Let's say you are like most people and want to invest some money you have saved in order to grow it into more. What if I claimed that I could take a $1,000 dollar investment from you and turn it into 1 million dollars in just 12 weeks with no risk involved! Would you invest in my service, or would you think I was crazy?
I’ve found that a good principle to follow is this: If it sounds too good to be true, it probably is.
Most of us would laugh at the idea of seamlessly turning $1,000 into 1 million in such a short time. But when it comes to fitness pitches, people aren't so dismissive. In fact, the average advertisement for a fitness product or strategy promises a similar structure….lots of return, minimal investment. This can hurt us in a few ways. First, that promise will be empty. The vast majority of people will not see the result they were looking for. Second, because it is so common in fitness media, we tend to put some belief into it. This makes it harder to put energy into what really works, a long-term approach to the fundamentals of fitness.
Every person should begin a fitness program with the following thought in mind: Changing one’s body or performance level is very hard, and most people don’t succeed. If your program or strategy doesn’t seem that hard, it probably won’t work very well. If it does seem hard, you can feel fairly confident that you are headed in the right direction.

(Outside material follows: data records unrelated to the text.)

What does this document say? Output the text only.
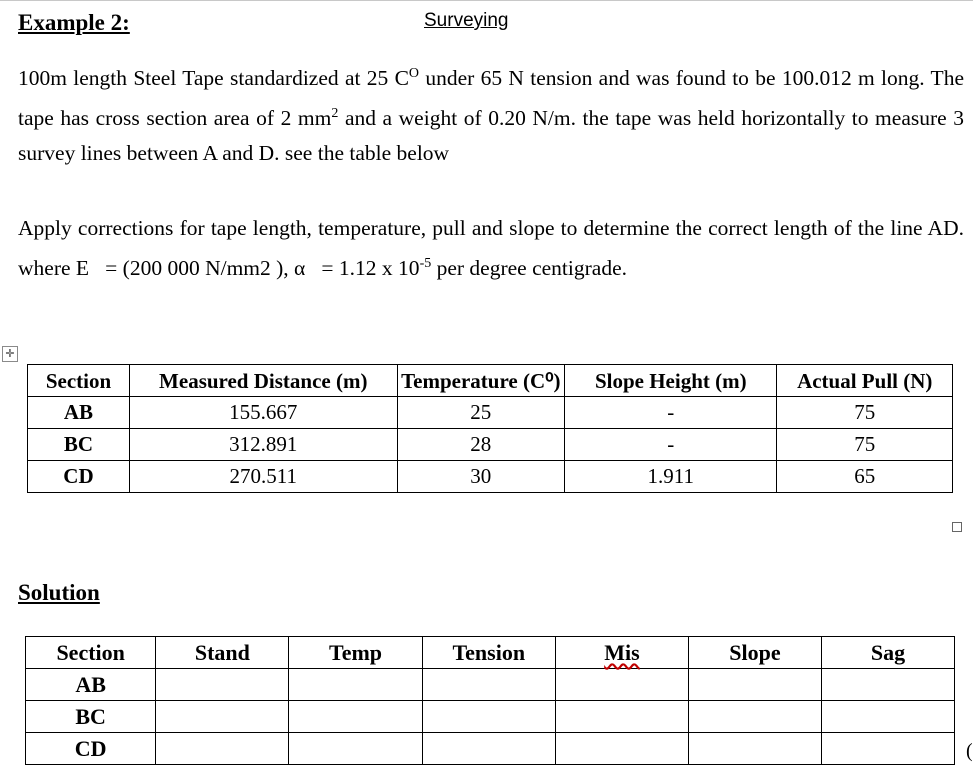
Example 2:	Surveying
100m length Steel Tape standardized at 25 $C^O$ under 65 N tension and was found to be 100.012 m long. The tape has cross section area of 2 $mm^2$ and a weight of 0.20 N/m. the tape was held horizontally to measure 3 survey lines between A and D. see the table below
Apply corrections for tape length, temperature, pull and slope to determine the correct length of the line AD. where E   = (200 000 N/mm2 ), α   = 1.12 x $10^{-5}$ per degree centigrade.
✛
Section	Measured Distance (m)	Temperature (C⁰)	Slope Height (m)	Actual Pull (N)
AB	155.667	25	-	75
BC	312.891	28	-	75
CD	270.511	30	1.911	65
Solution
Section	Stand	Temp	Tension	Mis	Slope	Sag
AB						
BC						
CD							(
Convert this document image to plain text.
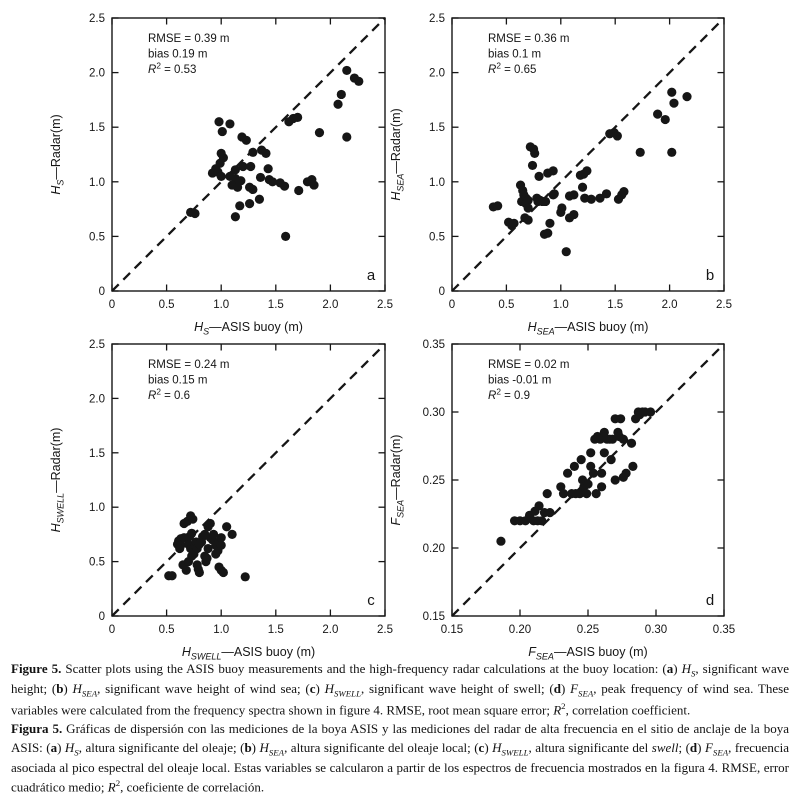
0	0.5	1.0	1.5	2.0	2.5
0
0.5
1.0
1.5
2.0
2.5
RMSE = 0.39 m
bias 0.19 m
$R^2 = 0.53$
$H_S—ASIS$ buoy (m)
$H_S—Radar(m)$
a
0	0.5	1.0	1.5	2.0	2.5
0
0.5
1.0
1.5
2.0
2.5
RMSE = 0.36 m
bias 0.1 m
$R^2 = 0.65$
$H_{SEA}—ASIS$ buoy (m)
$H_{SEA}—Radar(m)$
b
0	0.5	1.0	1.5	2.0	2.5
0
0.5
1.0
1.5
2.0
2.5
RMSE = 0.24 m
bias 0.15 m
$R^2 = 0.6$
$H_{SWELL}—ASIS$ buoy (m)
$H_{SWELL}—Radar(m)$
c
0.15	0.20	0.25	0.30	0.35
0.15
0.20
0.25
0.30
0.35
RMSE = 0.02 m
bias -0.01 m
$R^2 = 0.9$
$F_{SEA}—ASIS$ buoy (m)
$F_{SEA}—Radar(m)$
d

Figure 5. Scatter plots using the ASIS buoy measurements and the high-frequency radar calculations at the buoy location: (a) $H_S$, significant wave height; (b) $H_{SEA}$, significant wave height of wind sea; (c) $H_{SWELL}$, significant wave height of swell; (d) $F_{SEA}$, peak frequency of wind sea. These variables were calculated from the frequency spectra shown in figure 4. RMSE, root mean square error; $R^2$, correlation coefficient.

Figura 5. Gráficas de dispersión con las mediciones de la boya ASIS y las mediciones del radar de alta frecuencia en el sitio de anclaje de la boya ASIS: (a) $H_S$, altura significante del oleaje; (b) $H_{SEA}$, altura significante del oleaje local; (c) $H_{SWELL}$, altura significante del swell; (d) $F_{SEA}$, frecuencia asociada al pico espectral del oleaje local. Estas variables se calcularon a partir de los espectros de frecuencia mostrados en la figura 4. RMSE, error cuadrático medio; $R^2$, coeficiente de correlación.
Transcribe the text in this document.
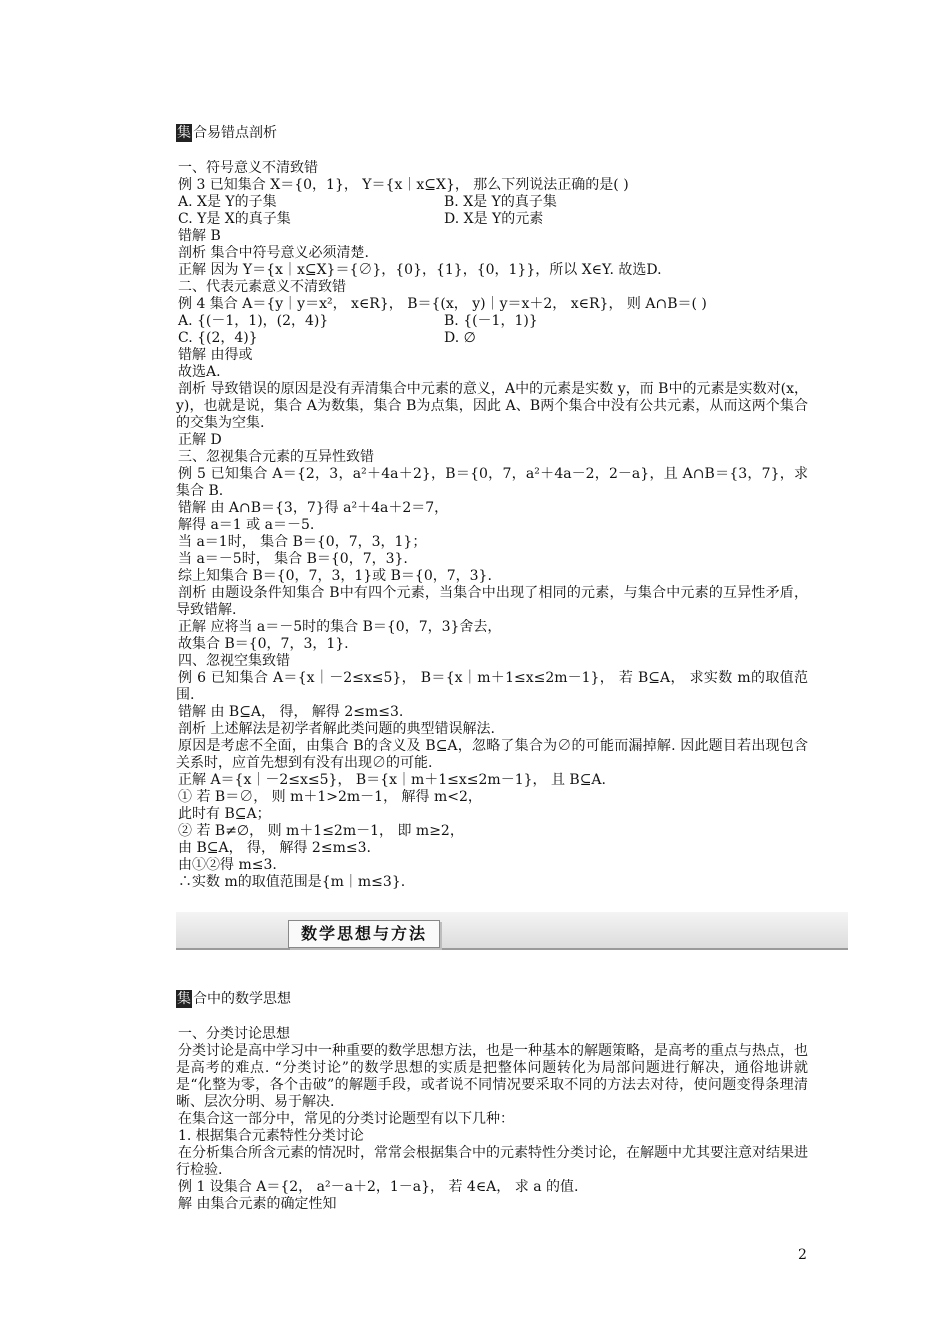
集 合易错点剖析
一、符号意义不清致错
例 3 已知集合 X＝{0，1}， Y＝{x｜x⊆X}， 那么下列说法正确的是( )
A. X是 Y的子集	B. X是 Y的真子集
C. Y是 X的真子集	D. X是 Y的元素
错解 B
剖析 集合中符号意义必须清楚.
正解 因为 Y＝{x｜x⊆X}＝{∅}，{0}，{1}，{0，1}}，所以 X∈Y. 故选D.
二、代表元素意义不清致错
例 4 集合 A＝{y｜y＝x²， x∈R}， B＝{(x， y)｜y＝x＋2， x∈R}， 则 A∩B＝( )
A. {(－1，1)，(2，4)}	B. {(－1，1)}
C. {(2，4)}	D. ∅
错解 由得或
故选A.
剖析 导致错误的原因是没有弄清集合中元素的意义，A中的元素是实数 y，而 B中的元素是实数对(x，y)，也就是说，集合 A为数集，集合 B为点集，因此 A、B两个集合中没有公共元素，从而这两个集合的交集为空集.
正解 D
三、忽视集合元素的互异性致错
例 5 已知集合 A＝{2，3，a²＋4a＋2}，B＝{0，7，a²＋4a－2，2－a}，且 A∩B＝{3，7}，求集合 B.
错解 由 A∩B＝{3，7}得 a²＋4a＋2＝7，
解得 a＝1 或 a＝－5.
当 a＝1时， 集合 B＝{0，7，3，1}；
当 a＝－5时， 集合 B＝{0，7，3}.
综上知集合 B＝{0，7，3，1}或 B＝{0，7，3}.
剖析 由题设条件知集合 B中有四个元素，当集合中出现了相同的元素，与集合中元素的互异性矛盾，导致错解.
正解 应将当 a＝－5时的集合 B＝{0，7，3}舍去，
故集合 B＝{0，7，3，1}.
四、忽视空集致错
例 6 已知集合 A＝{x｜－2≤x≤5}， B＝{x｜m＋1≤x≤2m－1}， 若 B⊆A， 求实数 m的取值范围.
错解 由 B⊆A， 得， 解得 2≤m≤3.
剖析 上述解法是初学者解此类问题的典型错误解法.
原因是考虑不全面，由集合 B的含义及 B⊆A，忽略了集合为∅的可能而漏掉解. 因此题目若出现包含关系时，应首先想到有没有出现∅的可能.
正解 A＝{x｜－2≤x≤5}， B＝{x｜m＋1≤x≤2m－1}， 且 B⊆A.
① 若 B＝∅， 则 m＋1>2m－1， 解得 m<2，
此时有 B⊆A；
② 若 B≠∅， 则 m＋1≤2m－1， 即 m≥2，
由 B⊆A， 得， 解得 2≤m≤3.
由①②得 m≤3.
∴实数 m的取值范围是{m｜m≤3}.
数学思想与方法
集 合中的数学思想
一、分类讨论思想
分类讨论是高中学习中一种重要的数学思想方法，也是一种基本的解题策略，是高考的重点与热点，也是高考的难点. “分类讨论”的数学思想的实质是把整体问题转化为局部问题进行解决，通俗地讲就是“化整为零，各个击破”的解题手段，或者说不同情况要采取不同的方法去对待，使问题变得条理清晰、层次分明、易于解决.
在集合这一部分中，常见的分类讨论题型有以下几种：
1. 根据集合元素特性分类讨论
在分析集合所含元素的情况时，常常会根据集合中的元素特性分类讨论，在解题中尤其要注意对结果进行检验.
例 1 设集合 A＝{2， a²－a＋2，1－a}， 若 4∈A， 求 a 的值.
解 由集合元素的确定性知
2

From here, we should all view our fitness as an investment. To use the money example again, the first step in investing would be to learn (or find someone who already knows) how to do it right. That way, you feel confident that the investment you are making will pay off in the future. Your fitness program should be viewed the same way. Once that step is taken care of, you would expect that you will see greater growth in your investment the more money you are able to contribute. In fitness, our investment will be in time and energy. The more you “invest” (with the right program in place) the greater your payoff (weight loss, strength, etc.)
This concept is simple, and will apply to any activity in which you are striving to improve or achieve. I’m only writing this article because in my experience the average person doesn’t always view fitness this way. Why should they? With the number of claims I had mentioned above, it seems like there are plenty of “shortcuts” to get the fitness result we want. I’m confident saying that these “shortcuts” will not work long-term, but the combination of sound fitness principles and hard work will. If you are serious about improving your fitness, make sure that your investment matches the result that you want to achieve.